Last Week Tonight with John Oliver: The World Health Organization Season 7, Ep 26
Main story: the World Health Organization, Trump's stupid blaming them for the pandemic, and his decision to pull the U.S. out of it, which takes effect in July if nothing else changes (say in two weeks), and which could have huge consequences. It has 194 member states, nearly every country on Earth, but not the US if Trump's plans are not thwarted. On YouTube (19m) And Now: There's An Old Saying In Politics. Finally an update on Danbury, Connecticut, which is naming a sewage plant after John Oliver in exchange for donations to local food banks. At the end is the show's first location piece since the pandemic began (don't worry, John Oliver was wearing protection). [more inside]
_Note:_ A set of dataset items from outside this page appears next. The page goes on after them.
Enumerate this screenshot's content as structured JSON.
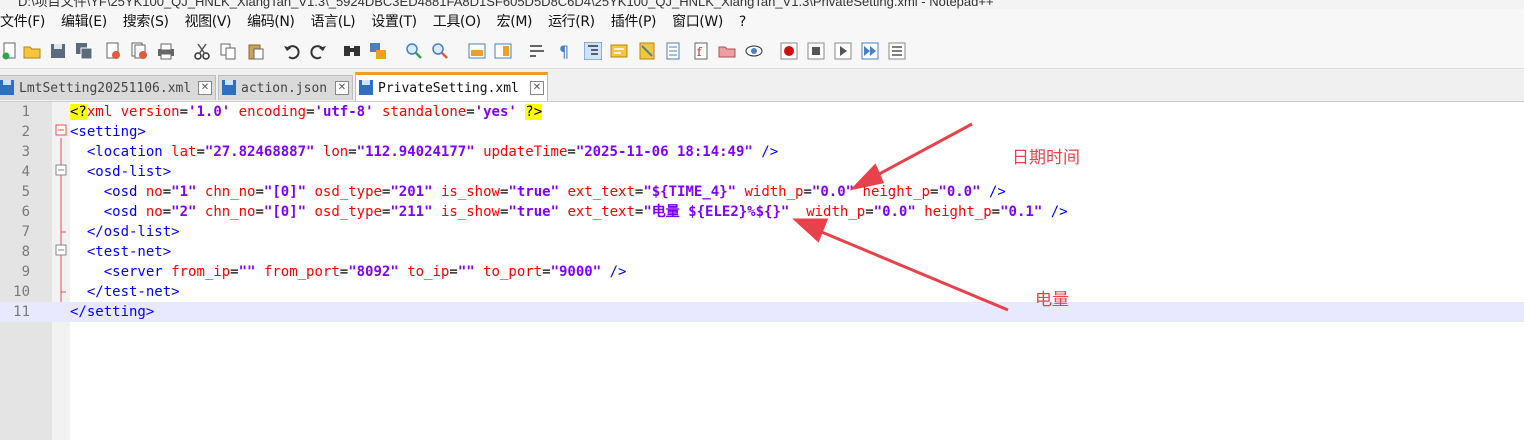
{
  "window": {
    "title": "D:\\项目文件\\YF\\25YK100_QJ_HNLK_XiangTan_V1.3\\_5924DBC3ED4881FA8D1SF605D5D8C6D4\\25YK100_QJ_HNLK_XiangTan_V1.3\\PrivateSetting.xml - Notepad++"
  },
  "menu": [
    "文件(F)",
    "编辑(E)",
    "搜索(S)",
    "视图(V)",
    "编码(N)",
    "语言(L)",
    "设置(T)",
    "工具(O)",
    "宏(M)",
    "运行(R)",
    "插件(P)",
    "窗口(W)",
    "?"
  ],
  "toolbar": {
    "icons": [
      "new-file-icon",
      "open-file-icon",
      "save-icon",
      "save-all-icon",
      "close-icon",
      "close-all-icon",
      "print-icon",
      "cut-icon",
      "copy-icon",
      "paste-icon",
      "undo-icon",
      "redo-icon",
      "find-icon",
      "replace-icon",
      "zoom-in-icon",
      "zoom-out-icon",
      "sync-vertical-icon",
      "sync-horizontal-icon",
      "word-wrap-icon",
      "show-all-chars-icon",
      "indent-guide-icon",
      "user-lang-icon",
      "doc-map-icon",
      "doc-list-icon",
      "function-list-icon",
      "folder-workspace-icon",
      "monitor-icon",
      "record-macro-icon",
      "stop-record-icon",
      "play-macro-icon",
      "run-macro-multiple-icon",
      "save-macro-icon"
    ]
  },
  "tabs": [
    {
      "label": "LmtSetting20251106.xml",
      "active": false
    },
    {
      "label": "action.json",
      "active": false
    },
    {
      "label": "PrivateSetting.xml",
      "active": true
    }
  ],
  "editor": {
    "line_numbers": [
      "1",
      "2",
      "3",
      "4",
      "5",
      "6",
      "7",
      "8",
      "9",
      "10",
      "11"
    ],
    "current_line": 11
  },
  "code": {
    "l1_pi_open": "<?",
    "l1_xml": "xml",
    "l1_sp1": " ",
    "l1_a1": "version",
    "l1_eq1": "=",
    "l1_v1": "'1.0'",
    "l1_sp2": " ",
    "l1_a2": "encoding",
    "l1_eq2": "=",
    "l1_v2": "'utf-8'",
    "l1_sp3": " ",
    "l1_a3": "standalone",
    "l1_eq3": "=",
    "l1_v3": "'yes'",
    "l1_sp4": " ",
    "l1_pi_close": "?>",
    "l2": "<setting>",
    "l3_open": "  <location ",
    "l3_a1": "lat",
    "l3_e1": "=",
    "l3_v1": "\"27.82468887\"",
    "l3_s1": " ",
    "l3_a2": "lon",
    "l3_e2": "=",
    "l3_v2": "\"112.94024177\"",
    "l3_s2": " ",
    "l3_a3": "updateTime",
    "l3_e3": "=",
    "l3_v3": "\"2025-11-06 18:14:49\"",
    "l3_close": " />",
    "l4": "  <osd-list>",
    "l5_open": "    <osd ",
    "l5_a1": "no",
    "l5_e1": "=",
    "l5_v1": "\"1\"",
    "l5_s1": " ",
    "l5_a2": "chn_no",
    "l5_e2": "=",
    "l5_v2": "\"[0]\"",
    "l5_s2": " ",
    "l5_a3": "osd_type",
    "l5_e3": "=",
    "l5_v3": "\"201\"",
    "l5_s3": " ",
    "l5_a4": "is_show",
    "l5_e4": "=",
    "l5_v4": "\"true\"",
    "l5_s4": " ",
    "l5_a5": "ext_text",
    "l5_e5": "=",
    "l5_v5": "\"${TIME_4}\"",
    "l5_s5": " ",
    "l5_a6": "width_p",
    "l5_e6": "=",
    "l5_v6": "\"0.0\"",
    "l5_s6": " ",
    "l5_a7": "height_p",
    "l5_e7": "=",
    "l5_v7": "\"0.0\"",
    "l5_close": " />",
    "l6_open": "    <osd ",
    "l6_a1": "no",
    "l6_e1": "=",
    "l6_v1": "\"2\"",
    "l6_s1": " ",
    "l6_a2": "chn_no",
    "l6_e2": "=",
    "l6_v2": "\"[0]\"",
    "l6_s2": " ",
    "l6_a3": "osd_type",
    "l6_e3": "=",
    "l6_v3": "\"211\"",
    "l6_s3": " ",
    "l6_a4": "is_show",
    "l6_e4": "=",
    "l6_v4": "\"true\"",
    "l6_s4": " ",
    "l6_a5": "ext_text",
    "l6_e5": "=",
    "l6_v5": "\"电量 ${ELE2}%${}\"",
    "l6_s5": "  ",
    "l6_a6": "width_p",
    "l6_e6": "=",
    "l6_v6": "\"0.0\"",
    "l6_s6": " ",
    "l6_a7": "height_p",
    "l6_e7": "=",
    "l6_v7": "\"0.1\"",
    "l6_close": " />",
    "l7": "  </osd-list>",
    "l8": "  <test-net>",
    "l9_open": "    <server ",
    "l9_a1": "from_ip",
    "l9_e1": "=",
    "l9_v1": "\"\"",
    "l9_s1": " ",
    "l9_a2": "from_port",
    "l9_e2": "=",
    "l9_v2": "\"8092\"",
    "l9_s2": " ",
    "l9_a3": "to_ip",
    "l9_e3": "=",
    "l9_v3": "\"\"",
    "l9_s3": " ",
    "l9_a4": "to_port",
    "l9_e4": "=",
    "l9_v4": "\"9000\"",
    "l9_close": " />",
    "l10": "  </test-net>",
    "l11": "</setting>"
  },
  "annotations": {
    "datetime_label": "日期时间",
    "battery_label": "电量",
    "color": "#e8414b"
  }
}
Last Week Tonight with John Oliver: Election 2020 Season 7, Ep 25
This week, again from the White Void of Sad Facts: Trump comes down with COVID-19 in an epic display of poetic justice. And Now: Newscasters Trying To Have Fun With What Month It Is. The main story is the election, now coming in less than a month. Remember: in most states, you don't have to vote on election day or rely on the mail to count your ballot, you can vote at home and hand it to your registrar. Go to canivote.org for information on how to vote in your state, perhaps doing so early to take pressure off of voting systems. And Now: People Miss A Lot Of Things Due To The Pandemic. Finally, museums are experiencing significant issues during the pandemic, with around a third of them expected to close forever. To attempt to help them out, Last Week Tonight is offering to donate money to museums that sponsor their tour of paintings, including the rat erotica they bought, Lisa Kudlow's tie paintings, and a painting of Wendy Williams enjoying a lamb chop. Direct queries to john[at]johnoliverhasyourraterotica[dot]com. [more inside]
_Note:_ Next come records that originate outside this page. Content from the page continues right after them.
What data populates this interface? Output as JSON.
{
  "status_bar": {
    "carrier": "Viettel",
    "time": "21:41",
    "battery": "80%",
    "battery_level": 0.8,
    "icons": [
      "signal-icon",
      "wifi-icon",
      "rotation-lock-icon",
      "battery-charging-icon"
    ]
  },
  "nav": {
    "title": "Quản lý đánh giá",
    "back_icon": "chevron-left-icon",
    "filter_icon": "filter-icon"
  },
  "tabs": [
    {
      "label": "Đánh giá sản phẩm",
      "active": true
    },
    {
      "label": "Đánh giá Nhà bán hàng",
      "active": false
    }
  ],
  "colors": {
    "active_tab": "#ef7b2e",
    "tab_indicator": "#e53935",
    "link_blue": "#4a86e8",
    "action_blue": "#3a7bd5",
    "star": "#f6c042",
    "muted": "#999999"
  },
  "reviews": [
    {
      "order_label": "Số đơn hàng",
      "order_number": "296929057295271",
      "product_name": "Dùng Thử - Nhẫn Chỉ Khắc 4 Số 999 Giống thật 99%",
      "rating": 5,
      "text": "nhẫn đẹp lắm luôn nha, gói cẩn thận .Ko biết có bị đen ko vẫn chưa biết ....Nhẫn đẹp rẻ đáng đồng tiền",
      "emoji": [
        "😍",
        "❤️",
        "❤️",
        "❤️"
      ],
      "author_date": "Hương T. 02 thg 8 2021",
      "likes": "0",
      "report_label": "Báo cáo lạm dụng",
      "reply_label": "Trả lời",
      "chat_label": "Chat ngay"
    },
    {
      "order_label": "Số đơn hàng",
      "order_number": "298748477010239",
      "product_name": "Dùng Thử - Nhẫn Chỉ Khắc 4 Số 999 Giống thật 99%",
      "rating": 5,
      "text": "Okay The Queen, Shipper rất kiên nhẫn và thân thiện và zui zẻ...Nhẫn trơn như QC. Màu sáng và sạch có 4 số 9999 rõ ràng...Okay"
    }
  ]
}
Last Week Tonight with John Oliver: The Supreme Court Season 7, Ep 24
This week, again in the white void: A grand jury declined to indict the perpetrators over the death of Breonna Taylor, heaping more fuel onto the Black Lives Matter protests. Main story: the death of Ruth Bader Ginsberg, giving Republicans a third Supreme Court pick during Trump's term, largely and ultimately due to the machinations of "mule piss" Mitch McConnell and the weird anti-democratic games the US system plays to preserve power to the powerful. And Now: An Unexpected Update Regarding Peeps. Finally, the Census, and the importance for US residents to fill it out. 14 million households haven't yet despite its tremendous importance to our systems to have an accurate count of people. You can complete it, probably in just a couple of minutes, at my2020census.gov. To help encouraage viewers to do that, the show played a couple of minutes of the audiobook version of Sean Penn's novel Bob Honey Who Just Do Stuff (hoo boy), to drive people away in order to do this essential thing. [more inside]
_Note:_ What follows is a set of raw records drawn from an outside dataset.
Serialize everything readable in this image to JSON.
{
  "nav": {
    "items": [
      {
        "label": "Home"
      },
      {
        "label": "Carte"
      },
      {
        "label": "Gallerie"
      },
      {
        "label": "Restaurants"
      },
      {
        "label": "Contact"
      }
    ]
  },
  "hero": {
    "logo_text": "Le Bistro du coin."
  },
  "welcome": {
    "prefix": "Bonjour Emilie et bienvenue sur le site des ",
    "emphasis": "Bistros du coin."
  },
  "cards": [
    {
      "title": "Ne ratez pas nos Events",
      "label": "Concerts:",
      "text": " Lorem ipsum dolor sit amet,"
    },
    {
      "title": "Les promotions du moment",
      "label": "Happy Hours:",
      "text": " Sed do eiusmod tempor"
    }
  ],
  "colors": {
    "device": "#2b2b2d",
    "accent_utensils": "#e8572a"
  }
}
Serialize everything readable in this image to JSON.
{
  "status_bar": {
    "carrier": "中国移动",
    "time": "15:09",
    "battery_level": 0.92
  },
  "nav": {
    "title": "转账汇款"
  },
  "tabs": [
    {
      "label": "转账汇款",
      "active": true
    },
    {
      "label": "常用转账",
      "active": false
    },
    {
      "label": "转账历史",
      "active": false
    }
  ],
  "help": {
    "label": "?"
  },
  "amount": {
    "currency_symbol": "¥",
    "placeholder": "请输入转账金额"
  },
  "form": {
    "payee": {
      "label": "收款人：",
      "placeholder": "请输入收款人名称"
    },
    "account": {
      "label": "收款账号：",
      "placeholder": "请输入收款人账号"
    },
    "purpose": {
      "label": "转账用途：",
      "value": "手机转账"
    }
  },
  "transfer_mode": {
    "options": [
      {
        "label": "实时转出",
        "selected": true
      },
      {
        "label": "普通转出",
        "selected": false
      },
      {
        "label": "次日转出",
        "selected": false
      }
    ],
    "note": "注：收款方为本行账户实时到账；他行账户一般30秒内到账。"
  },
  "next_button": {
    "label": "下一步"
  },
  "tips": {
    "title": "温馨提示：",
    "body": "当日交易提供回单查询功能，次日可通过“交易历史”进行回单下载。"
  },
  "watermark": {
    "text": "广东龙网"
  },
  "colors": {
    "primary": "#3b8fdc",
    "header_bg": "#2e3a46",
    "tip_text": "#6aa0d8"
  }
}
Last Week Tonight with John Oliver: RNC 2020 & Kenosha Season 7, Ep 23
This week, from the void: The RNC convention is filled with tonedeaf shouting people who think the world is great and only getting better! But also there's the recent horrors in Kenosha, Wisconsin, with Jacob Blake being repeatedly shot in the back by police and a teenage vigilante killing two people. On YouTube (20m) And Now: The RNC Gets Off To A Great Start. Finally, the city of Danbury, Connecticut responds to John Oliver's playful dissing of their town, up to their mayor threatening to name their new sewage plant after him. But they didn't actually do it, leading John to make a promise: name their sewage plant after him, and he'll donate $55,000 to various charities in the Danbury area. And in case the major is reluctant to spend public money on the sign, LWT went ahead and made one for them. [more inside]
Last Week Tonight with John Oliver: The Border Wall, Revisited Season 7, Ep 22
This week, again from the void: The Democrats' "unconventional convention," and their decision to give a significant amount of speaking time to Republicans. The Republican-led Senate Intelligence Committee issued a report that Trump's 2016 campaign had repeated contacts with Russian operatives, more news for who's saying it than what was said. And Now: Yes, It's Still August, But Guess Who's Back? (Pumpkin spice, the go-to autumn conversation topic of newscasters nationwide.) Main story: Remember the border wall? In the home stretch of Trump's first (and hopefully only) term, how has that gone? Not well at all. On YouTube (23m) [more inside]
Last Week Tonight with John Oliver: Juries Season 7, Ep 21
This week, from the void: Biden picks Kamala Harris as running mate, prompting the usual stupid attacks from right-wing media and President Trump. Marjorie Green may well become the first QAnon-believing member of Congress, making the world even dumber. And Now: Larry King, Master Salesman. Main story: Juries, and how the system is stacked against black jurors despite it being technically illegal to do so. YouTube (21m) And Now: Jim Cramer's Fun-Time Quarantine Activity Makes You Sad. [more inside]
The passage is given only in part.